Willamette University professor Tim Johnson encourages his undergraduate and MBA students to view the use of AI as a managerial task: to leverage the technology, one must design workflows, oversee resources, organize tools, and communicate those plans via prompts to the model. Using AI thus means managing AI. As the creator of one of Willamette’s first applied Artificial Intelligence courses, Johnson is helping future leaders learn how to manage the machine.
“When you're a manager, you're working with a team in order to execute some goal and achieve it,” Johnson says. “And that's basically analogous to what's going on with artificial intelligence — you're working with a series of models to perform some objective in the workplace you wouldn't just do by yourself.”
Johnson is no stranger to AI. The rise of OpenAI’s ChatGPT was most people’s first real introduction to artificial intelligence — but not for Johnson. Long before large language models made AI technologies mainstream, Johnson began paying attention to AI due to both his interest in the work of Herbert Simon, an early AI pioneer, and his time as predoctoral fellow at the Max Planck Institute’s Center for Adaptive Behavior and Cognition in Berlin, Germany. His interest in AI grew further through the years via his research using computer simulations and big data to model public policy outcomes and human cooperation.

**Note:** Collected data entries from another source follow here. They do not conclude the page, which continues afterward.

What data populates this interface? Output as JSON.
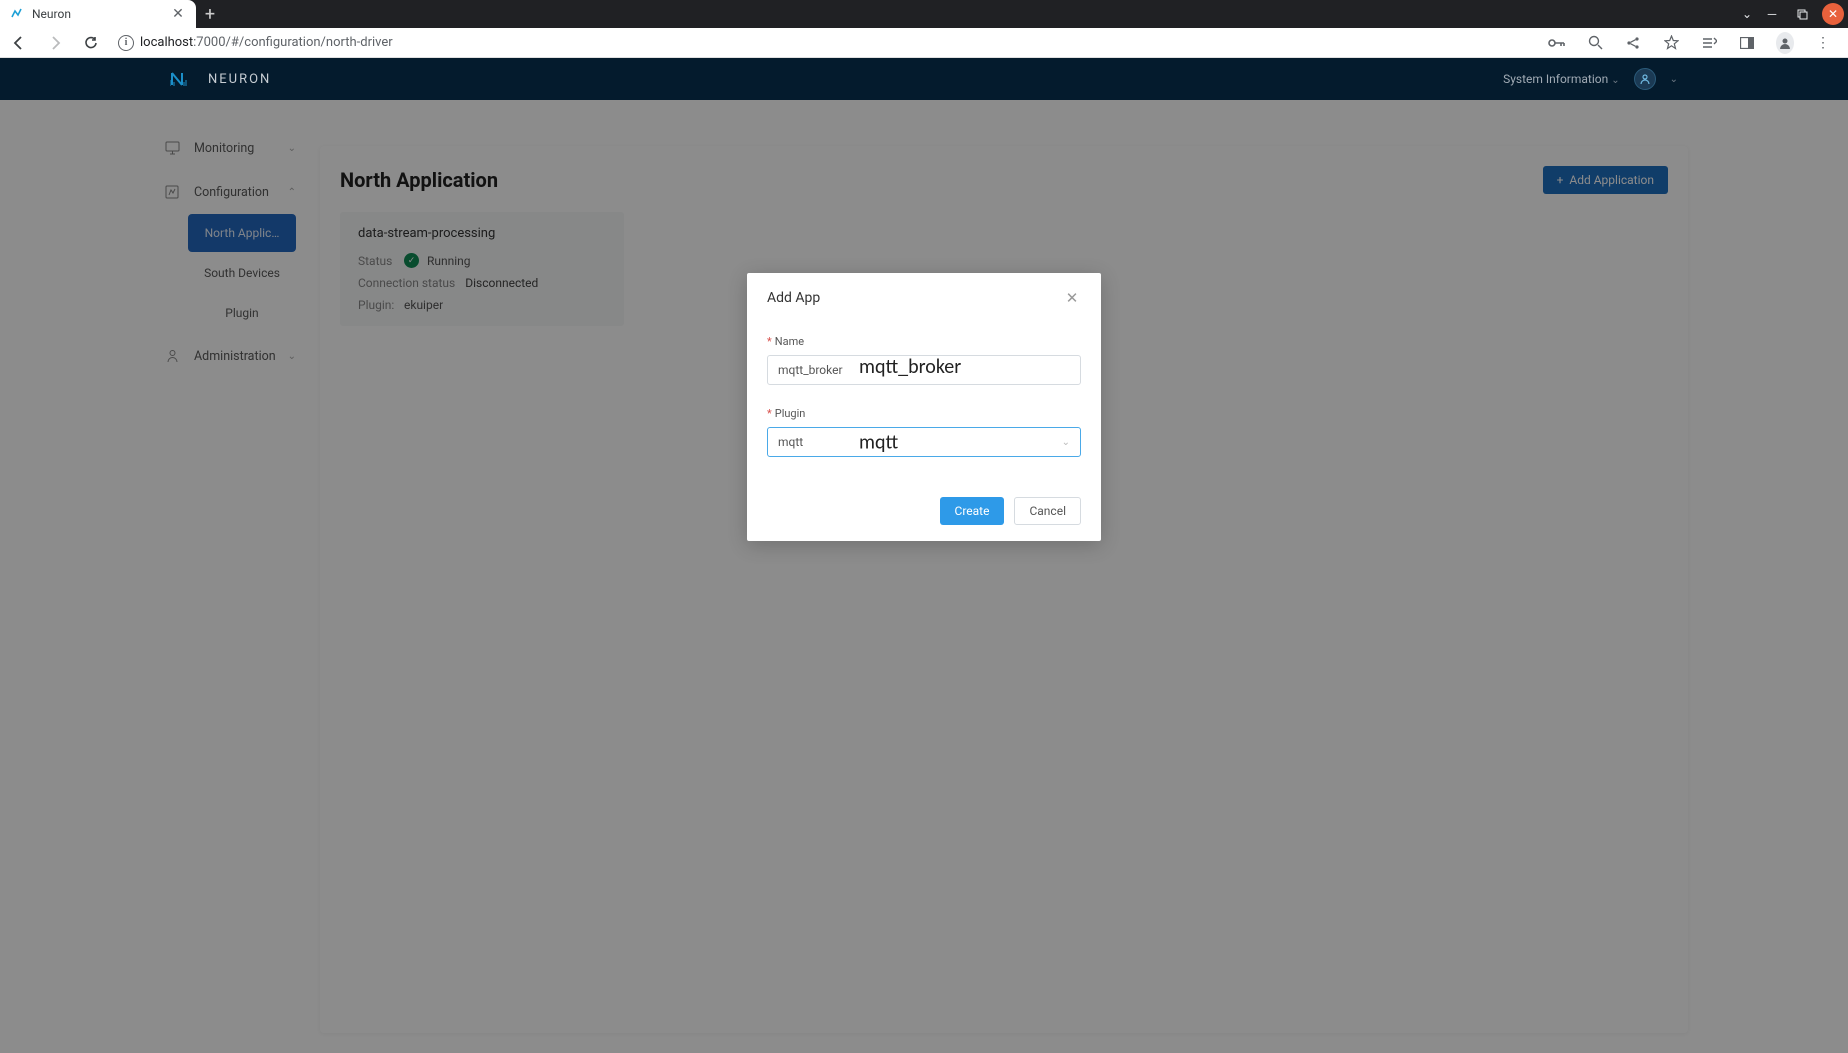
{
  "browser": {
    "tab_title": "Neuron",
    "url_host": "localhost",
    "url_path": ":7000/#/configuration/north-driver"
  },
  "header": {
    "brand": "NEURON",
    "system_info": "System Information"
  },
  "sidebar": {
    "monitoring": "Monitoring",
    "configuration": "Configuration",
    "administration": "Administration",
    "items": {
      "north": "North Applic…",
      "south": "South Devices",
      "plugin": "Plugin"
    }
  },
  "main": {
    "title": "North Application",
    "add_button": "Add Application",
    "card": {
      "title": "data-stream-processing",
      "status_label": "Status",
      "status_value": "Running",
      "conn_label": "Connection status",
      "conn_value": "Disconnected",
      "plugin_label": "Plugin:",
      "plugin_value": "ekuiper"
    }
  },
  "modal": {
    "title": "Add App",
    "name_label": "Name",
    "name_value": "mqtt_broker",
    "name_annotation": "mqtt_broker",
    "plugin_label": "Plugin",
    "plugin_value": "mqtt",
    "plugin_annotation": "mqtt",
    "create": "Create",
    "cancel": "Cancel"
  }
}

Now he brings that deep experience and unrelenting curiosity to research about big questions like how AI models respond in scenarios that involve altruism and trust. These ideas also shape his classes on AI for undergraduate business and MBA students and exemplify the hands-on, comprehensive curriculum at Willamette’s Atkinson Graduate School of Management.

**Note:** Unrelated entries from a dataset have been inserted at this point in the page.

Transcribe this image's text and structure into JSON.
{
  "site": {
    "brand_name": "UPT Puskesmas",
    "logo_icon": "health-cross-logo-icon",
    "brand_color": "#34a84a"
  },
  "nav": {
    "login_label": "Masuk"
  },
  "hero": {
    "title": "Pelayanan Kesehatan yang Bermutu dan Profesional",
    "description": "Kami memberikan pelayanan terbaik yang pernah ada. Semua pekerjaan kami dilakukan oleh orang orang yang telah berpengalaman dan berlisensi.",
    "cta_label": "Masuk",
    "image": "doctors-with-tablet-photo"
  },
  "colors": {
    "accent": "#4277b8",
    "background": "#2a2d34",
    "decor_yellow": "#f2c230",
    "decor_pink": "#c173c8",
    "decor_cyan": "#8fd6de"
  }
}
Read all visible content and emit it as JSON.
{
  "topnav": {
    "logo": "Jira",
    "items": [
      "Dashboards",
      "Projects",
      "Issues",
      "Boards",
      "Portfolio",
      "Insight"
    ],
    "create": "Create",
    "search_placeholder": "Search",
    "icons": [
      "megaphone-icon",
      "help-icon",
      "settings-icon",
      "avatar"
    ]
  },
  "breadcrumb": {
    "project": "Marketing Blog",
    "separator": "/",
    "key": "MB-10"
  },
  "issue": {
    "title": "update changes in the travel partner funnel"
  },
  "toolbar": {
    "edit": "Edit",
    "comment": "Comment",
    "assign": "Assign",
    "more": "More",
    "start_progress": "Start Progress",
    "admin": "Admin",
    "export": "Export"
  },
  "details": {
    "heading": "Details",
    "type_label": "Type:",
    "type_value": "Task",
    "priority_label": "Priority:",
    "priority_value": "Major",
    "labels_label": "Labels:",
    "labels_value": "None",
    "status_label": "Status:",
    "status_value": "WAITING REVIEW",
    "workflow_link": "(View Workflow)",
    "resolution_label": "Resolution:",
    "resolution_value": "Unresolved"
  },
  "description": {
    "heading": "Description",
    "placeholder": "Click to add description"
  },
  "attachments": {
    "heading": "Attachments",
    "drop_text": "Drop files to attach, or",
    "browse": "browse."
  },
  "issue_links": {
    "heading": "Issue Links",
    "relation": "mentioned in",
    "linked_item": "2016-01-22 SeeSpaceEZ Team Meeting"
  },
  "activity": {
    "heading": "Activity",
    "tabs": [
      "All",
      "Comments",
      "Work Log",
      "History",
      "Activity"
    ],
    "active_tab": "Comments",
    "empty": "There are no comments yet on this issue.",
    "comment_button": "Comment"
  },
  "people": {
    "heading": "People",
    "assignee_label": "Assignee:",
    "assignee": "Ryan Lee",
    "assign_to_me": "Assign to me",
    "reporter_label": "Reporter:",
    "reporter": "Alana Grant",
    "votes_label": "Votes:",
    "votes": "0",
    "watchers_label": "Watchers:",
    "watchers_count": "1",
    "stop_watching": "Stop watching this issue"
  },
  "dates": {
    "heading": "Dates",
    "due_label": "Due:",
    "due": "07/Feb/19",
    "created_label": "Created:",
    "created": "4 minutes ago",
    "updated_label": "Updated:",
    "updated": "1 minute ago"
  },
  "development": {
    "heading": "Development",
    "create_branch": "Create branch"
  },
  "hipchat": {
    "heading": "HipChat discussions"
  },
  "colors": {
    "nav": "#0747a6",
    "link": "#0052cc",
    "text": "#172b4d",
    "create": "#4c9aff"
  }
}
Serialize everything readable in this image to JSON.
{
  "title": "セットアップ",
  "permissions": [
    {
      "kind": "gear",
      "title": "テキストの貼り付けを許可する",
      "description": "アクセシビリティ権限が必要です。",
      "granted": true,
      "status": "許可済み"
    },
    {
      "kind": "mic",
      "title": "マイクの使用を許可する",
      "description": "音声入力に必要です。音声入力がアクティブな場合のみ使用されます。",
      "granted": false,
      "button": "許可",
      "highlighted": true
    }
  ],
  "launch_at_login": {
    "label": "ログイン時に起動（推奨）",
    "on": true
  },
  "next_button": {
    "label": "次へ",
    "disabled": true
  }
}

In Johnson’s class, students don’t just read about AI — they actually test the models on specific management tasks and evaluate how well they perform. Students gain experience testing AI models across all areas of business and organizations. One week, students test AI in business operations, examining how the tools could automate routine tasks like scheduling or process mapping. The next week, students see how AI fares in finance and accounting. Through such classroom activities, Johnson hopes that students not only gain the skill to use AI models, but also the ability to test the performance and assess the impact of those tools.
Understanding AI as skeptics, supporters, or citizens
While he doesn’t expect his students to be computer scientists or coding experts, Johnson believes that managers should understand technical aspects of AI models. Through such knowledge and rigorous testing, students can learn which workplace tasks are appropriate for AI and where AI will fail to meet the needs of an organization.
“My view is that without some degree of technical understanding, it's very difficult to identify use cases in which the tools are effective versus ineffective,” Johnson says. “So the process of exploration needs to be structured around testing.”
Many students come to the class curious about how they can use AI to become more effective professionals, but AI skeptics are also welcome. In fact, Johnson says that even the most reluctant adopters of AI technologies can benefit from understanding how the tools work.
“As with all new technologies, we should have healthy skepticism about AI and we should be judicious in our approach to it,” Johnson says. “By looking at the technology with a critical eye, folks will identify its constructive uses and poor uses more quickly. Accordingly, we need folks who are both critical of AI and willing to study it so that their skepticism can be part of a serious conversation about the technology.”
That is the bigger reason why Johnson is so committed to helping students think critically about the implications of AI: building a better AI future will require informed communities to participate in the decisions we make about this technology — before it’s too late.
“Pretty soon we're going to start grappling with the challenges of a world that changes at a rate that is very difficult for a person to keep up with,” Johnson says. “AI models can be used in the AI development process, which means that as these models get better, they can participate in the improvement of subsequent models. I think this feedback loop sets the stage for the biggest challenge on the horizon for humanity overall: how do we cope with a world in which technological change gets faster and faster?”
After taking Johnson’s course, students are empowered to take on those big questions — one AI prompt at a time.